ESPE2024 Poster Category 2 Late Breaking (107 abstracts)
Hackensack University Medical Center, Hackensack, USA
Background: Treatment of a subset of Congenital Adrenal Hyperplasia (CAH) patients consists of glucocorticoids, such hydrocortisone and prednisone. Doses are titrated to achieve adequate levels of biochemical markers, namely 17-hydroxyprogesterone and androstenedione. When these biomarkers are abnormal, medication adherence is often considered. However, alterations in glucocorticoid sensitivity is rarely considered. We have created a fluorescein labeled dexamethasone(F-Dex) monocyte binding assay to measure glucocorticoids sensitivity that has been validated in multiple patient populations including PCOS and Nephrotic Syndrome. We propose to use the F-Dex monocyte binding assay to study glucocorticoid sensitivity in patients with CAH.
Objective: To use the F-Dex monocyte binding assay to study glucocorticoid sensitivity in patients with CAH.
Design/Methods: Samples were collected from patients with a diagnosis of CAH on steroid therapy. The samples were analyzed using a Fluorescein labeled dexamethasone (F-Dex) monocyte binding assay of collected monocytes. Glucocorticoid sensitivity index was calculated as the area under the curve of F-Dex-monocyte binding for control and subjects. Normal glucocorticoid sensitivity: GCSI: 266-285; glucocorticoid resistance: GCSI<265 and increased glucocorticoid sensitivity: GCSI>286.
Results: In our preliminary studies, we evaluated a patient with CAH that was treated with increasing doses of hydrocortisone up to 28 mg/m2/day.

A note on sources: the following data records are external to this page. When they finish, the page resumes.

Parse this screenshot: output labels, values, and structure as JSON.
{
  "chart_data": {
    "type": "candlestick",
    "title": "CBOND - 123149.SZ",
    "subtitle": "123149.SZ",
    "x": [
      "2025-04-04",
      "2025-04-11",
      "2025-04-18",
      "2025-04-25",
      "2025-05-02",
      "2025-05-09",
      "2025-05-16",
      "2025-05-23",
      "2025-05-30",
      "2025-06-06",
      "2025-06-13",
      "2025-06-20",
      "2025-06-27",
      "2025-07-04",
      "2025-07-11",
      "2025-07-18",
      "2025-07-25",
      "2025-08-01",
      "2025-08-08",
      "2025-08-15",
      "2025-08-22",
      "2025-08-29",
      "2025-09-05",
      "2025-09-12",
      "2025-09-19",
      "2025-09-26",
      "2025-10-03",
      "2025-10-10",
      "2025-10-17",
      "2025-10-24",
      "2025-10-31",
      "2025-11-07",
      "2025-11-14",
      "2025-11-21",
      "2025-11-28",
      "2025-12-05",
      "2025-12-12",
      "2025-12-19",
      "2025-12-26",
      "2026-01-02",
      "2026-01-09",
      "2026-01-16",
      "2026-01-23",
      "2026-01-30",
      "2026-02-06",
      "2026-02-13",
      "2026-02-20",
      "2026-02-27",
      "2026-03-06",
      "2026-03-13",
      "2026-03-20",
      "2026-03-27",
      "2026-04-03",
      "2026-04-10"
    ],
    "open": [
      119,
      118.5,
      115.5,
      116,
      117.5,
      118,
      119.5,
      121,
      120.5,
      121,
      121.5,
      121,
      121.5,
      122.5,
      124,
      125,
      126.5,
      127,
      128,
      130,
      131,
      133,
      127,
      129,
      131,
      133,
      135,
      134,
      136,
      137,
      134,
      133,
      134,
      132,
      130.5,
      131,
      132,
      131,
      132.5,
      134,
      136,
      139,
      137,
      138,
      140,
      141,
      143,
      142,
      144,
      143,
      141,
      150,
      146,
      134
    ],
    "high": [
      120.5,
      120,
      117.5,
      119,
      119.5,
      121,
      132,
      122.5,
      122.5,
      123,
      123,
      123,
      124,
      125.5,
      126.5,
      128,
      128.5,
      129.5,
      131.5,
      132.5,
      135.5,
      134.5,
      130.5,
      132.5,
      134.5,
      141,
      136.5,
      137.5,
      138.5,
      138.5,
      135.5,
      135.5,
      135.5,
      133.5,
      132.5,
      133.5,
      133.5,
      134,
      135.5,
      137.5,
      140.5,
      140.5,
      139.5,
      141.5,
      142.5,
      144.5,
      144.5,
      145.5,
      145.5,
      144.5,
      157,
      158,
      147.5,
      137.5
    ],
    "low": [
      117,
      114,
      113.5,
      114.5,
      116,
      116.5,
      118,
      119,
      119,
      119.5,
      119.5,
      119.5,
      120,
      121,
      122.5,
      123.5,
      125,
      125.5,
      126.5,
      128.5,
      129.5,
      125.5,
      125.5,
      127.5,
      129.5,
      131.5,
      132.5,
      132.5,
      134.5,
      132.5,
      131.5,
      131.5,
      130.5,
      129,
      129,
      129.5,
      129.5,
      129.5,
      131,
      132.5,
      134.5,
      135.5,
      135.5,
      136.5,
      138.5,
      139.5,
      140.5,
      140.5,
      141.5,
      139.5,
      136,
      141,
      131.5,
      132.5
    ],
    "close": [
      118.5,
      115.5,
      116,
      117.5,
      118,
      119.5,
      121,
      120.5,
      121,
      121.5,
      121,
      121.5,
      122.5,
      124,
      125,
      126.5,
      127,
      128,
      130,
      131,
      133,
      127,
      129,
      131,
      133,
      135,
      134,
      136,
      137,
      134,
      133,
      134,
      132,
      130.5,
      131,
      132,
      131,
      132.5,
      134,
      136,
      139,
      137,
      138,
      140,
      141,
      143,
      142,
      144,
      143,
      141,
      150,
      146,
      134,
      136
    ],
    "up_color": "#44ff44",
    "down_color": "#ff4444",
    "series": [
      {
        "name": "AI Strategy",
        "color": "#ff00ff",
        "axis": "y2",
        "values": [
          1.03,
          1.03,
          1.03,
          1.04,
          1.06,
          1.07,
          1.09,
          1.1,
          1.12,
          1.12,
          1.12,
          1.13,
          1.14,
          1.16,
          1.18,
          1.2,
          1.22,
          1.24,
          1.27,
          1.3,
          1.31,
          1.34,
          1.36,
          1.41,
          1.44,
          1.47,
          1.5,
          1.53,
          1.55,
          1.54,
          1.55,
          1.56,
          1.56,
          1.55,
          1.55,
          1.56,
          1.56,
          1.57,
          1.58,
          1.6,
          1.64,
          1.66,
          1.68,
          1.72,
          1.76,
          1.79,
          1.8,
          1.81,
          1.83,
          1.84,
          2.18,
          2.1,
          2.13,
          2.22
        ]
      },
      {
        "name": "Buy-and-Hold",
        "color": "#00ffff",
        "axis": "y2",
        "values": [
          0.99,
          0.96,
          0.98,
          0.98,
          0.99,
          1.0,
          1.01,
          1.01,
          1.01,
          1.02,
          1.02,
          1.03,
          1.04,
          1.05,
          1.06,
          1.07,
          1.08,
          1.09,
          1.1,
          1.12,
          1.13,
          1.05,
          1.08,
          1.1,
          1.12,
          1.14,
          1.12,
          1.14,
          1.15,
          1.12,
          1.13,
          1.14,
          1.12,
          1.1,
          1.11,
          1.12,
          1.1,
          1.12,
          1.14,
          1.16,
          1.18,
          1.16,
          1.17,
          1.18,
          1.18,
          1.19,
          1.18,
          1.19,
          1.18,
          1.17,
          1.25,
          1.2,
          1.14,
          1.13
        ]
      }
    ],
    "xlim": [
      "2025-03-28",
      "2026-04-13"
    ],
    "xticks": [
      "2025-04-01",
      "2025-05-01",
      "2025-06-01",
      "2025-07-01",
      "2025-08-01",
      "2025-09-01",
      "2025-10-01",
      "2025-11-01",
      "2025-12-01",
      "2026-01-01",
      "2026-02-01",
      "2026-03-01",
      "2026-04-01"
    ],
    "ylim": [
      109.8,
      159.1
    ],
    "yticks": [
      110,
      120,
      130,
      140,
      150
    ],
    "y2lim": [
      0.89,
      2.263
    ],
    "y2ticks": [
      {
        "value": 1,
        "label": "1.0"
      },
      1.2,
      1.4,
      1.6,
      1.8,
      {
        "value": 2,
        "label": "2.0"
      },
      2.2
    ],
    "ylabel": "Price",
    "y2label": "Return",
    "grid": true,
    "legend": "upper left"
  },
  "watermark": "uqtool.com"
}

Despite the patient being on this high dose of hydrocortisone, the patient continued to have elevated 17 hydroxyprogesterone levels up to 2,139 ng/dL. Medication adherence was questioned in this patient. However, when the patient’s glucocorticoid sensitivity was measured with the F-Dex assay, the patient was found to be glucocorticoid resistant with a GCSI:258. Our group evaluated a second patient with CAH, who was also treated was treated with increasing doses of hydrocortisone up to 22 mg/m2/day. Despite the patient being on this higher dose of hydrocortisone, the patient continued to have elevated 17 hydroxyprogesterone levels up to 1770 ng/dL. Medication adherence was also questioned in this patient. The patient’s glucocorticoid sensitivity was measured via the F-Dex assay and the patient was found to be glucocorticoid resistant with a GCSI: 264.
Conclusion: Our preliminary results demonstrate that the cause of elevations in the biomarkers monitored in CAH can be due to alterations in glucocorticoid sensitivity. Examining glucocorticoid sensitivity in patients with CAH can lead to more precise glucocorticoid dosing that will allow better treatment, while avoiding side effects. This will be explored further with the examination of additional patients.